I realized that night how much I missed him. I miss his hilarious laugh, his good-mornings and good-nights, his silly grin as he told stories, his interest in my day, his playful interaction with his little sister, his never ending question “what’s for dinner,” the sound of his size 15 feet lumbering down the hall towards my room to tell me something, and most important, I missed his voice.

Texting keeps us in contact, but talking actually connects us.

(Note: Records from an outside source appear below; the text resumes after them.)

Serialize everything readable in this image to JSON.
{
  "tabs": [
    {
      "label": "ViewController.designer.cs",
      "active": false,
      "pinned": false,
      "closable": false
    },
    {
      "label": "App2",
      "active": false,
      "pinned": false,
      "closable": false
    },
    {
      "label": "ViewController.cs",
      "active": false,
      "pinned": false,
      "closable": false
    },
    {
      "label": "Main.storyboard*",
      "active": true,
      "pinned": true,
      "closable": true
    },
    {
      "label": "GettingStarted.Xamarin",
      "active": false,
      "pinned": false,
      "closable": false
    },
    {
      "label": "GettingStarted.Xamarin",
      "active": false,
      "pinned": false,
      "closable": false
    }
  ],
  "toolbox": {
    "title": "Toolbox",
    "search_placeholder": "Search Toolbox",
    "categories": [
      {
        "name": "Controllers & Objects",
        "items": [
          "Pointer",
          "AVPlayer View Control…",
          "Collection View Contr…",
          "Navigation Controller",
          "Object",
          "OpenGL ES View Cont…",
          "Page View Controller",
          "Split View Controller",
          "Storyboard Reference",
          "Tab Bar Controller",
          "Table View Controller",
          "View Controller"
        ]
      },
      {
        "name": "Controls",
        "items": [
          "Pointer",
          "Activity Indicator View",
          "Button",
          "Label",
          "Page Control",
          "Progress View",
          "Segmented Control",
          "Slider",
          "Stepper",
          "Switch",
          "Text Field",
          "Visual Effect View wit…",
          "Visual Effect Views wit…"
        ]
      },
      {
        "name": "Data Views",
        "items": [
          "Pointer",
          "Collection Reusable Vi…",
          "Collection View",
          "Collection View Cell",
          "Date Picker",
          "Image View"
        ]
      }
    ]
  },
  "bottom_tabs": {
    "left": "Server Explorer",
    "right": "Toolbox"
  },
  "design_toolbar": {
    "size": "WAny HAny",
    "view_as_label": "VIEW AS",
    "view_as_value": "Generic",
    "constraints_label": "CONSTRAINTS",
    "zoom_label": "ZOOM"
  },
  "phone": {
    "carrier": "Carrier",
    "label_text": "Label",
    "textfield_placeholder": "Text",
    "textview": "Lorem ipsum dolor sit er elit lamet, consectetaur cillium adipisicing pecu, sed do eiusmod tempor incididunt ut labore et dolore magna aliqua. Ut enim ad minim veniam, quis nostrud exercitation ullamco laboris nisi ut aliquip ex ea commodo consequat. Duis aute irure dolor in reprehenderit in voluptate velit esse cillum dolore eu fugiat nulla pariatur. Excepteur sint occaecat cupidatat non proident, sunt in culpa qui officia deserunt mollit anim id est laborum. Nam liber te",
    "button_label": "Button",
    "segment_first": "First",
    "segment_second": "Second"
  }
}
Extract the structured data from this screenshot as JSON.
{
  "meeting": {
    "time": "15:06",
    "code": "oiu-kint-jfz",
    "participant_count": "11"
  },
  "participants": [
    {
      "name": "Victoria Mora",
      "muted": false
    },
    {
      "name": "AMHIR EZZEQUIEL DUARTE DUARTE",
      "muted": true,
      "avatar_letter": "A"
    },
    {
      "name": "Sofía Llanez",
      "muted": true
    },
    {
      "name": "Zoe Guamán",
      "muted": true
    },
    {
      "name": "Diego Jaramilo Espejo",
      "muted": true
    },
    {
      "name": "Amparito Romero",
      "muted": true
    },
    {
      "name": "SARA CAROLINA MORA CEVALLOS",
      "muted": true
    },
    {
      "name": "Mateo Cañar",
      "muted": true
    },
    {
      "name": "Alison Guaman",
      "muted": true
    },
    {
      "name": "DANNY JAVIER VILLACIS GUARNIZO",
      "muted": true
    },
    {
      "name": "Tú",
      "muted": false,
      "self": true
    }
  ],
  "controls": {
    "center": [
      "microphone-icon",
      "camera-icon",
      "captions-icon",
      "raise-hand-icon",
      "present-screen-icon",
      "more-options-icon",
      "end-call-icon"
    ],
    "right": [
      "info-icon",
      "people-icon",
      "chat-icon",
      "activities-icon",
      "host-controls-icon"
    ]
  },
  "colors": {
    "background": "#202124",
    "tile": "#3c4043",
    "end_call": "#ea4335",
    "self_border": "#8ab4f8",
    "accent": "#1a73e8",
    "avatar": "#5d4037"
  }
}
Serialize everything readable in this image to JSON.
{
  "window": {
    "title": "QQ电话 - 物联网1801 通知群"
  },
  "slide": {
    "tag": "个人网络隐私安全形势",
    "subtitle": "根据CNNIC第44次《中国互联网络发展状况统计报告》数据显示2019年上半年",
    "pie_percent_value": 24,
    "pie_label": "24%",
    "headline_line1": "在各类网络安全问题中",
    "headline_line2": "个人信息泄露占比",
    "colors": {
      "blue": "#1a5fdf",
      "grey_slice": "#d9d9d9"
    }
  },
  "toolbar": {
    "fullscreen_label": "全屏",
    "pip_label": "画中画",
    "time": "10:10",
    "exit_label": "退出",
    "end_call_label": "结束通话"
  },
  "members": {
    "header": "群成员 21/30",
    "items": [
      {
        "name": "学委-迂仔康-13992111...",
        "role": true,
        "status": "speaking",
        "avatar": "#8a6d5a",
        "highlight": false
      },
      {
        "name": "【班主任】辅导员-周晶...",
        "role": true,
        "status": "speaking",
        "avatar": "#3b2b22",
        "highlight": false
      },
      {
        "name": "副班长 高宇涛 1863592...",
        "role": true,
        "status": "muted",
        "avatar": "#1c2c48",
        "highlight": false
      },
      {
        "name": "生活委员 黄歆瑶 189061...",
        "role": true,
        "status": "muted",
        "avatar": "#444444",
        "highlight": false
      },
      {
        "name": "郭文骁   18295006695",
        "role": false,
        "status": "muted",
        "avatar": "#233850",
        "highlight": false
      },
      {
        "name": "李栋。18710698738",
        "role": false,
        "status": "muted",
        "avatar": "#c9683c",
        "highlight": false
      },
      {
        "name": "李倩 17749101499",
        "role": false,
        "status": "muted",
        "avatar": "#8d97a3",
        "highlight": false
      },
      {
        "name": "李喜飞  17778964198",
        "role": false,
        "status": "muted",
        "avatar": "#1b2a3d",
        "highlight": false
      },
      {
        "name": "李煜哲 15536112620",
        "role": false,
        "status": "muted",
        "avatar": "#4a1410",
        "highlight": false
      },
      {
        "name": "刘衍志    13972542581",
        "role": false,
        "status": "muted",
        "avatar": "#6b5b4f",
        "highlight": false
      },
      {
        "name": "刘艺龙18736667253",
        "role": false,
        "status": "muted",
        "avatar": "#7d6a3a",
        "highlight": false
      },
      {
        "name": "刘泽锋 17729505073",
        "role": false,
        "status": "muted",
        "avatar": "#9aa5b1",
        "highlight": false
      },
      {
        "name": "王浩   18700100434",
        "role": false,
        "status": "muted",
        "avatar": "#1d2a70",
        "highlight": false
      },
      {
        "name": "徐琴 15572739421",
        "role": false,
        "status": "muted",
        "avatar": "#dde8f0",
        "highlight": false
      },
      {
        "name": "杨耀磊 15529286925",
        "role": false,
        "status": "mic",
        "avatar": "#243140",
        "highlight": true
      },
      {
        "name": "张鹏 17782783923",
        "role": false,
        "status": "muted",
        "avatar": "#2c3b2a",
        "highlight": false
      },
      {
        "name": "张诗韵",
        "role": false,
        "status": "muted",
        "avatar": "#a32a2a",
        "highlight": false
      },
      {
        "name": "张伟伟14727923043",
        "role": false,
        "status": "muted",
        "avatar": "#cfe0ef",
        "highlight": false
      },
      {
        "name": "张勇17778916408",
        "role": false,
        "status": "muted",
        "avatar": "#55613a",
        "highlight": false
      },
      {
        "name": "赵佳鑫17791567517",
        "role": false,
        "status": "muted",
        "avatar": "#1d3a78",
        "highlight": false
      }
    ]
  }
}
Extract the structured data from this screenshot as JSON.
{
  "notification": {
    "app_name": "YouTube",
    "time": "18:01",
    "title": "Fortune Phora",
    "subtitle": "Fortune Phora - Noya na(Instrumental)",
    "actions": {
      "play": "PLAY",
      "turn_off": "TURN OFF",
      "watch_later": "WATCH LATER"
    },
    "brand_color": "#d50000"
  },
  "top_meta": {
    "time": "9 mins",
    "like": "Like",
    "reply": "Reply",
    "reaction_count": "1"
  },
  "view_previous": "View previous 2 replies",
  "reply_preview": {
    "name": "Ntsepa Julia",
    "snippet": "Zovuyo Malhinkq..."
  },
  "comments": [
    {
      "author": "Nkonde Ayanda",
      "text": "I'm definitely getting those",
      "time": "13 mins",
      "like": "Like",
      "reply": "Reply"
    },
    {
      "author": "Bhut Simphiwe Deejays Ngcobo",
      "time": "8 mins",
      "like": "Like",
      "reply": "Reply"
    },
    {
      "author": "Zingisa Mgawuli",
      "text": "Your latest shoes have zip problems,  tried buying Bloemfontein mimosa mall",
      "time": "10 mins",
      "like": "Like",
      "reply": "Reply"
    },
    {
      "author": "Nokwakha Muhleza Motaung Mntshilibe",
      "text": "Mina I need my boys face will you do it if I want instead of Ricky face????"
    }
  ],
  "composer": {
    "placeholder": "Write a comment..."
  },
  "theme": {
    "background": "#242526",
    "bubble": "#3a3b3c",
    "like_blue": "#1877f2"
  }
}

There is great value in talking to each other, but texting has taken the place of conversation. People don’t talk, they type. We guess people’s emotions because we can’t hear them. We connect through words, not voices. But LOL doesn’t compare to actual laughter or an emoji doesn’t make my heart smile the way his husky voice does. And hearing him tell a story, complete with voice fluctuations and emotion is like medicine for my soul. It soothes me.

Hanging up that night I felt full. It was a better full than Thanksgiving night. I was full of love, not food. I had talked to the little boy who made me sing to him every night as a little kid, the little boy who said his prayers out loud, and the little boy whose voice called me mom for the first time.

Hearing his voice brought it all back and even though I missed him terribly and he was still living somewhere else, I felt closer to him than I had in a long time. I gave him a hug with my words and hearing him say “Love you mom” before he hung up filled a void in my heart I forgot was there.

It was the best thirty minutes because for a brief time, it was as if nothing had changed.